How do you determine that the worst case is O(nLog(n)) and Ω(nLog(n)). In "Introduction to Algorithms" you determine the Theta time of insertion sort by counting number of times and cost of the execution of each statement. Is there a similar method for O and Omega?
- Merge Sort is a divide and conquer algorithm.
- You take a sequence of numbers, you break it in half recursively, you sort the halves individually and finally you merge the halves up recursively again leading to a sorted sequence of numbers.
Take the most simplistic case. How many elements do you touch† if you run the Merge Sort on that case? It is easy to visualize with the help of the image below. The elements touched at each level are cn and there are a total of lg n levels. So total elements touched, even in the easiest case, is cnLog(n).

Image Source
Thus, Merge Sort will always have a minimum complexity ≈ cnLog(n) and that's also written as Merge Sort is Ω(nLog(n)).
So even in the most simplistic run of this algorithm we have to touch the elements of the sequence a total of cnLog(n) times. Now...
How many times do we touch the elements of the sequence otherwise? Well, in any case whatsoever, the recursion tree of Merge Sort will be exactly the same as above. So, it turns out that we will always have a run-time complexity of Merge Sort proportional to nLog(n)! This means that both, the upper as well as the lower bound of Merge Sort is cnLog(n).

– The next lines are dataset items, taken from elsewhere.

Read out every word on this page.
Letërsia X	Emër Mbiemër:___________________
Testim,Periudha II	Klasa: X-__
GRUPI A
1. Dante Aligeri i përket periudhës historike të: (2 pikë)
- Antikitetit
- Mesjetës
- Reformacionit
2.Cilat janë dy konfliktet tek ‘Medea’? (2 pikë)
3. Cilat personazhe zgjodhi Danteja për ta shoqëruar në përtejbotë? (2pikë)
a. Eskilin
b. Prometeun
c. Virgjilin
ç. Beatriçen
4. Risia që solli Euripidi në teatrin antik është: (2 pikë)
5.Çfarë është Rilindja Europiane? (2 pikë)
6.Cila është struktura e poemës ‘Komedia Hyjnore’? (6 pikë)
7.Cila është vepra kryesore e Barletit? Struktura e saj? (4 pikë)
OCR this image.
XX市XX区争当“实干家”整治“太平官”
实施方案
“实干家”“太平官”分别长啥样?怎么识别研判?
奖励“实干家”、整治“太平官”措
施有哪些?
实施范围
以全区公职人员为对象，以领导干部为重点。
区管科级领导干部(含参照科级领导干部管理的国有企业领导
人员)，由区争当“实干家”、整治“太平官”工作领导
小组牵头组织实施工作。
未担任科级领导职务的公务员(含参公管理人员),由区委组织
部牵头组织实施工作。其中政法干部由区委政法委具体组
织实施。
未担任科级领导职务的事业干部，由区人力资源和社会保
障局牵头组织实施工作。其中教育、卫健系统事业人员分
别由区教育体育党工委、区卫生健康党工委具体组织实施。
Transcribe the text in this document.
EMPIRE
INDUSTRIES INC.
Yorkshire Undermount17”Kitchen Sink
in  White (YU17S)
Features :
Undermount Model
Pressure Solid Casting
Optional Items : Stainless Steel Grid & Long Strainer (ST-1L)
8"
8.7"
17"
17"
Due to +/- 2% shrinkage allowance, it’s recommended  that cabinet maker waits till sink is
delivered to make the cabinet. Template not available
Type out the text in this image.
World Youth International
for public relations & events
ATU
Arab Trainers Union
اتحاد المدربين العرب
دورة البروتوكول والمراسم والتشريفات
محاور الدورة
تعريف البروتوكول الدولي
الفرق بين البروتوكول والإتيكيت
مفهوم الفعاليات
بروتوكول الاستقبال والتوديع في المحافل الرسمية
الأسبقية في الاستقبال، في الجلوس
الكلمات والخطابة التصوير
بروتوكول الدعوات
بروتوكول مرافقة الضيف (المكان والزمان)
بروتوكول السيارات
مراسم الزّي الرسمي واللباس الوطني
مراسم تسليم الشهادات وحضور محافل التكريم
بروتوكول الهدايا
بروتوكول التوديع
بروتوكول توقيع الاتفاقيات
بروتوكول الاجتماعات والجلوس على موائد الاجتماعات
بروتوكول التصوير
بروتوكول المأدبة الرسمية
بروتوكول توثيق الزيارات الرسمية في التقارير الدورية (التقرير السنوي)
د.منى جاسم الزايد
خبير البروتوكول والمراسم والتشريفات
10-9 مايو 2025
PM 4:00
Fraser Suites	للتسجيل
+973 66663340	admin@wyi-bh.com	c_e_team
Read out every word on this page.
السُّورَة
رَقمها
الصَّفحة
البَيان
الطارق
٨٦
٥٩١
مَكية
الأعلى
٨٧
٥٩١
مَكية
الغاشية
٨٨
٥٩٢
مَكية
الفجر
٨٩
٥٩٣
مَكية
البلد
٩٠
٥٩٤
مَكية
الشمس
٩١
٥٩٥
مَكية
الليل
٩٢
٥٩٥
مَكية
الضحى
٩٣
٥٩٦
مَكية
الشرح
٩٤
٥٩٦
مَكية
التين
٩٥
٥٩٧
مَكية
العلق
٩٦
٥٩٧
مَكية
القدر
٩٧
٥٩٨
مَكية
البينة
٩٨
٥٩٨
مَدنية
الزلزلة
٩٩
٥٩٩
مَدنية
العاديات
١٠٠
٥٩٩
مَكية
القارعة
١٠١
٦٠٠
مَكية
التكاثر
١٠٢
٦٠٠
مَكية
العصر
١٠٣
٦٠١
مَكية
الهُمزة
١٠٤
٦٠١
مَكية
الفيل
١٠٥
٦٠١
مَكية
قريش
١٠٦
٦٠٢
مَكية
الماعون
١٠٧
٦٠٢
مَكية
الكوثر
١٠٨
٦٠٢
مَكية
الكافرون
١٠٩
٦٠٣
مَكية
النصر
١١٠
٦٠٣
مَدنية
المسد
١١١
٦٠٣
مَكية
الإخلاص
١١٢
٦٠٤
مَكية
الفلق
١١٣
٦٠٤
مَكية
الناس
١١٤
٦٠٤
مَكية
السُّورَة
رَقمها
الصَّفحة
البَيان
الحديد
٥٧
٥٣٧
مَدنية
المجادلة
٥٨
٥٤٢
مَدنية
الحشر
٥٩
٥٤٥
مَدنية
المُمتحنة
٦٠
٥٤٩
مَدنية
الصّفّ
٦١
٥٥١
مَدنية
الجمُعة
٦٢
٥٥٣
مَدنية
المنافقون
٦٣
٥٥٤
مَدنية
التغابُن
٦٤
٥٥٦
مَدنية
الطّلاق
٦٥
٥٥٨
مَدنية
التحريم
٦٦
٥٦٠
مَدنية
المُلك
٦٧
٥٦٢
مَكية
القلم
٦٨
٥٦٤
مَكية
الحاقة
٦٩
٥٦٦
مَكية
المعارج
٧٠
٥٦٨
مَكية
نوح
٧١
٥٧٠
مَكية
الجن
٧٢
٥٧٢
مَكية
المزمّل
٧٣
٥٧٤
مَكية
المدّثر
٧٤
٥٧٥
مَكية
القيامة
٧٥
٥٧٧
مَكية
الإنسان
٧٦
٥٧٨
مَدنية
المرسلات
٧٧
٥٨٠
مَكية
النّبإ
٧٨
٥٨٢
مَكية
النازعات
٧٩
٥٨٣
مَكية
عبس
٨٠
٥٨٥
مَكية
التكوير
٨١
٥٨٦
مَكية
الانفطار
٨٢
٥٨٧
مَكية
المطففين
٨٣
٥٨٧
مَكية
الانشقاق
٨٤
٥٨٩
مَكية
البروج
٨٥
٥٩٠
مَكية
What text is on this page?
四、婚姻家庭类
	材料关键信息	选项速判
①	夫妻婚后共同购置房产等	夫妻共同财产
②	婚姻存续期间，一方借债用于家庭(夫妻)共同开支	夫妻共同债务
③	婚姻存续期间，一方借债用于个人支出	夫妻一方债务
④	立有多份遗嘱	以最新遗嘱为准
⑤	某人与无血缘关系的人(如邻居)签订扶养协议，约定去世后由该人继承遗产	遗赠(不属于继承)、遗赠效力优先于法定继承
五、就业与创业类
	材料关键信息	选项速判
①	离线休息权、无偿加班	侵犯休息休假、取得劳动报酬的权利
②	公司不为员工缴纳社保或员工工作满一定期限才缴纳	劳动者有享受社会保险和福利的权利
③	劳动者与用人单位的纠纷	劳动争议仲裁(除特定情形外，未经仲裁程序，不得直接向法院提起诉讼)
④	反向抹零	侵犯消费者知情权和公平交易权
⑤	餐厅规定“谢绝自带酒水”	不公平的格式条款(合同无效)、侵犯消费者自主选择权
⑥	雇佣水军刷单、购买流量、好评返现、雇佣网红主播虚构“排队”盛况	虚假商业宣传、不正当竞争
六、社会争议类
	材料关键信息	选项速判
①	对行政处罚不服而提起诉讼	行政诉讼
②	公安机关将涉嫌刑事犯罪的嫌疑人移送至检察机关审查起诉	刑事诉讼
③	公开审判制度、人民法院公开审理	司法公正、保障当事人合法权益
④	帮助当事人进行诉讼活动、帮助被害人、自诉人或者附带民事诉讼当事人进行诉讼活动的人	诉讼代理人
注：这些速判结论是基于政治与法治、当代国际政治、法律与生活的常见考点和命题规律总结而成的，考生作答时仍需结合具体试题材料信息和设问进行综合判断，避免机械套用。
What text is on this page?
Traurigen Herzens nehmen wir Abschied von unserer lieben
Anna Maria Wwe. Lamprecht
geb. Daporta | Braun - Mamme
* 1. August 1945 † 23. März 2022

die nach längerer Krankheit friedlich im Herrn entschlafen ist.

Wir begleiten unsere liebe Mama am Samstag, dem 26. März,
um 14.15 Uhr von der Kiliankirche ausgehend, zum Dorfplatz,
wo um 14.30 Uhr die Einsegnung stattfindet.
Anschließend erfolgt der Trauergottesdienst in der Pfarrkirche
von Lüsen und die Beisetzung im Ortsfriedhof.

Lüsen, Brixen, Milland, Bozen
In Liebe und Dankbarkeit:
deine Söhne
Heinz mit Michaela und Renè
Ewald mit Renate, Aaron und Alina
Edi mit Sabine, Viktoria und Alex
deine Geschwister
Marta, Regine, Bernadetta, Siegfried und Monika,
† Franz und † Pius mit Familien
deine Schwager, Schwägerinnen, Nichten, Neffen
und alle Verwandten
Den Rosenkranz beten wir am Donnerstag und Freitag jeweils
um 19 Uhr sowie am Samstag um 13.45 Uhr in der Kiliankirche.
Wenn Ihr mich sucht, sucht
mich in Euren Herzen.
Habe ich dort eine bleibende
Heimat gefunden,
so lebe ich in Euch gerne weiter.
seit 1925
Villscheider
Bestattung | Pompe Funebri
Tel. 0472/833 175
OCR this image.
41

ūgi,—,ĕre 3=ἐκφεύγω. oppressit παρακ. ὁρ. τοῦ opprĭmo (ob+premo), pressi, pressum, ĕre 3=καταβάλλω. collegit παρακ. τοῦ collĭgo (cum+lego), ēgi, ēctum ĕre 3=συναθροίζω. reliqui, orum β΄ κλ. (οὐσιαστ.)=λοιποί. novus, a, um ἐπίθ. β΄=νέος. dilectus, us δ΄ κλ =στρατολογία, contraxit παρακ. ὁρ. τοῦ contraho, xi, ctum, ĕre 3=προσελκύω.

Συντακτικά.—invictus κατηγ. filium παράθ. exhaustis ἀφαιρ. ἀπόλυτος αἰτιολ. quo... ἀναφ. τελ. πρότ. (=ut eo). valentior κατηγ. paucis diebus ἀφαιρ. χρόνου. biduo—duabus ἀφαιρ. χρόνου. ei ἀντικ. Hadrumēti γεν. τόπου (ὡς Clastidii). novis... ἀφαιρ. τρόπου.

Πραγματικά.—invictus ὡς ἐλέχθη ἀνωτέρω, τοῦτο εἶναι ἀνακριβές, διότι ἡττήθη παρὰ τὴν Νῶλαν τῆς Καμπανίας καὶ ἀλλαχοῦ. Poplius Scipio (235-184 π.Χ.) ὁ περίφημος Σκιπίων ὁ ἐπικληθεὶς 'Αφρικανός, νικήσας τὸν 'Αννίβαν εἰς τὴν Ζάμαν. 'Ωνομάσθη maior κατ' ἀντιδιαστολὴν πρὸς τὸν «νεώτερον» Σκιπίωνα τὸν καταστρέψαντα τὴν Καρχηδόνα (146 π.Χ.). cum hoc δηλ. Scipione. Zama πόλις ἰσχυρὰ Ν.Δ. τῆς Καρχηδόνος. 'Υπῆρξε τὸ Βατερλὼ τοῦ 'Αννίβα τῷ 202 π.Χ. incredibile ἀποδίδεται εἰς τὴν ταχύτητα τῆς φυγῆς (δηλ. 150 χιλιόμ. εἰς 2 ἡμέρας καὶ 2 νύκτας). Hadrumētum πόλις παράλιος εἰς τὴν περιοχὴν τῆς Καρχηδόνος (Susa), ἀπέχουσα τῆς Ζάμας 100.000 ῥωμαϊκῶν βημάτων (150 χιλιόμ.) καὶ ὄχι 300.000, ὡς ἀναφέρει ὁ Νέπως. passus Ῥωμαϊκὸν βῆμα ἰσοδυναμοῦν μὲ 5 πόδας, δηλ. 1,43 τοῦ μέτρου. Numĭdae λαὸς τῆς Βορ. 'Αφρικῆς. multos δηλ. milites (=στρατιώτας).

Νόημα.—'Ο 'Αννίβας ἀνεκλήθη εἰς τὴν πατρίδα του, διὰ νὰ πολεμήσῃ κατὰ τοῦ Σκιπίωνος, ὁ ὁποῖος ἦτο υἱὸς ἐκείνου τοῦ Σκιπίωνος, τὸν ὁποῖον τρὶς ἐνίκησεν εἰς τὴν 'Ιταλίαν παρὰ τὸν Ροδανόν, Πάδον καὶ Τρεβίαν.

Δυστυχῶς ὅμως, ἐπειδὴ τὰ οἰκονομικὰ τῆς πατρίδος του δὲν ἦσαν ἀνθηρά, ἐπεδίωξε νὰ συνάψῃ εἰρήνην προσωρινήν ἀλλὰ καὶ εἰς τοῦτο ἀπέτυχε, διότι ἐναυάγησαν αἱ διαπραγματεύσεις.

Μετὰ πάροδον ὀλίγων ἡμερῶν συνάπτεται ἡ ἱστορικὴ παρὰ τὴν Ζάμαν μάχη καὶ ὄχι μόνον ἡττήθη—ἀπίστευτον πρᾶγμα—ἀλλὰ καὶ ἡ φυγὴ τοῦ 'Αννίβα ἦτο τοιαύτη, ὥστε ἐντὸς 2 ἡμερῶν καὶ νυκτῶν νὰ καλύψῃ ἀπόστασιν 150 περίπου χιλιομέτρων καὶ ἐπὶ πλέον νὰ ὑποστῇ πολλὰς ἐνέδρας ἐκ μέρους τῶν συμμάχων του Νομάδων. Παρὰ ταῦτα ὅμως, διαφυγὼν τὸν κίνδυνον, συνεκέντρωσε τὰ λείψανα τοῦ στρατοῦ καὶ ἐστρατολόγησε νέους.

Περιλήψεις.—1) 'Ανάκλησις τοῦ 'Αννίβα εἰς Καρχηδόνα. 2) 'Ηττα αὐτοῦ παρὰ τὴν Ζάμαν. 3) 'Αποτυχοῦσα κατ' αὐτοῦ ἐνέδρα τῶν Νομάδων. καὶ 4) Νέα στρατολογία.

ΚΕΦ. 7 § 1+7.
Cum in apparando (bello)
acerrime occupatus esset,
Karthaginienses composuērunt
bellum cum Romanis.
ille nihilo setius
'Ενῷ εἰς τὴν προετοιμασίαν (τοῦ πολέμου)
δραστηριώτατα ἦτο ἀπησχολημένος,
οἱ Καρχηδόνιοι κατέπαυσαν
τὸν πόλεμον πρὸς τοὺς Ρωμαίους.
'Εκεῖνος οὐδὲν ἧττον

Hence, Merge Sort's run time complexity is not only Ω(nLog(n)) but also O(nLog(n)) which means that it is Ө(nLog(n)).
You can see/visualize the calculations done for Merge Sort by the graphical explanation above, which shows the calculations done at each level of the tree.
How can merge sort's worst-case be O(n*log(n)) but also O(n^2)?
That's straightforward, and I like the image below for understanding the terminologies.

Image Source
Big-O only stresses on bounding above. It does not talk about how far above. So an algorithm can be described by more than one function as its Big-O complexity. However, the most informative of all of those is the one that is immediately above, otherwise every algorithm can simply be said to be O(infinity).
Now with that definition in place, we can easily say that Merge Sort is O(nLog(n)) as well as O(n2).
†'Touch' word in this explanation is the equivalent of what you have written in the question as "counting [the] number of times". During the run of the algorithm, every time a number is encountered - we say that the number is touched. So effectively we count the number of times a number is touched, to determine the complexity of the algorithm.